Me acuerdo la protesta que suscitó en cierta reunión de educadores cuando una vez sostuve que cuando una maestra pública se casa debe abandonar la enseñanza, pues no es posible que rija bien una escuela una mujer que tiene que concebir, gestar, parir y criar hijos propios, que una proletaria de prole propia no puede dedicarse a la prole ajena. En seguida se me echó en cara que abogaba por la docencia monacal.

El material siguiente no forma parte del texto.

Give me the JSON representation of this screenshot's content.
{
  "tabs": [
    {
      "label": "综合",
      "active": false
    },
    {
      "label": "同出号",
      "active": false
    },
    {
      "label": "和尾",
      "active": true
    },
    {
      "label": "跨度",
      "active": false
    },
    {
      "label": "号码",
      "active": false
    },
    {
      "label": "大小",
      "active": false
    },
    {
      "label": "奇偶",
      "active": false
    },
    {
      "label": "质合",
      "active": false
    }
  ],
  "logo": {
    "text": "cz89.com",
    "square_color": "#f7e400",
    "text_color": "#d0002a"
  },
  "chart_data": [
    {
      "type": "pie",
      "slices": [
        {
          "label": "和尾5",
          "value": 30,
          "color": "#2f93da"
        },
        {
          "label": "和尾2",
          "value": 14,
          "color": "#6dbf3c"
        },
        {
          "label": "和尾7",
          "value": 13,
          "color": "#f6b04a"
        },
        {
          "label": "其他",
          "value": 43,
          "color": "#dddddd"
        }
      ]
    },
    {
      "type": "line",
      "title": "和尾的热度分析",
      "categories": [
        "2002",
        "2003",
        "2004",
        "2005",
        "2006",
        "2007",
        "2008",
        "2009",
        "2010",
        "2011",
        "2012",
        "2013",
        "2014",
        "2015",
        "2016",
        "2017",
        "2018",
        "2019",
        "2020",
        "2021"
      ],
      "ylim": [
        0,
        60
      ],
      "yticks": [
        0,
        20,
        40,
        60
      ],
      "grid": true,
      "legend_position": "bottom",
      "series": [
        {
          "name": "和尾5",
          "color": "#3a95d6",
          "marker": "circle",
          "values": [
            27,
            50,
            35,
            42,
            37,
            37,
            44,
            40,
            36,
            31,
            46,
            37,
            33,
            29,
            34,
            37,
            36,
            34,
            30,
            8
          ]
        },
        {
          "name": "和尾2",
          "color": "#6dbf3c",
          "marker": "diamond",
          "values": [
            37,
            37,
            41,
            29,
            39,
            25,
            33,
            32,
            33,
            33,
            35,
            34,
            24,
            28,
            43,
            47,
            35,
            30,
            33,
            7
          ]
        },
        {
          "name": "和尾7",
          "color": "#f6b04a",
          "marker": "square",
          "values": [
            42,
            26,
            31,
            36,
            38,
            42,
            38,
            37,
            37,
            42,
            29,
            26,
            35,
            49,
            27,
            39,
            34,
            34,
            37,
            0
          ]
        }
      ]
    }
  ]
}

Y uno se me acercó luego y me dijo al oído: “¿Y qué le parecería a usted el celibato civil obligatorio?”
Empieza a hacerse España un pueblo de tinterillos, de funcionarios públicos, en vez de un pueblo de campesinos que venía siendo. El campesino huye del campo y, lo que es peor, lo aborrece. Y se empieza a oír el trágico tópico de “¡vuelta al campo!” ¡Qué fácil decirlo! Para que la gente vuelva al campo hay que hacer campo. ¿Es que sobra campo?, ¿es que falta campo?, ¿es que sobra gente?, ¿es que falta gente? ¿Es que España puede mantener a todos sus hijos?
“Y tú, ¿qué resuelves?” —se me dirá—. Yo no resuelvo nada; mi misión no es la de resolver. Mi misión es la de hacer que las gentes miren al fondo de los llamados problemas. No sé si sobra gente o falta tierra; pero si sé que falta valor para encarar la verdad.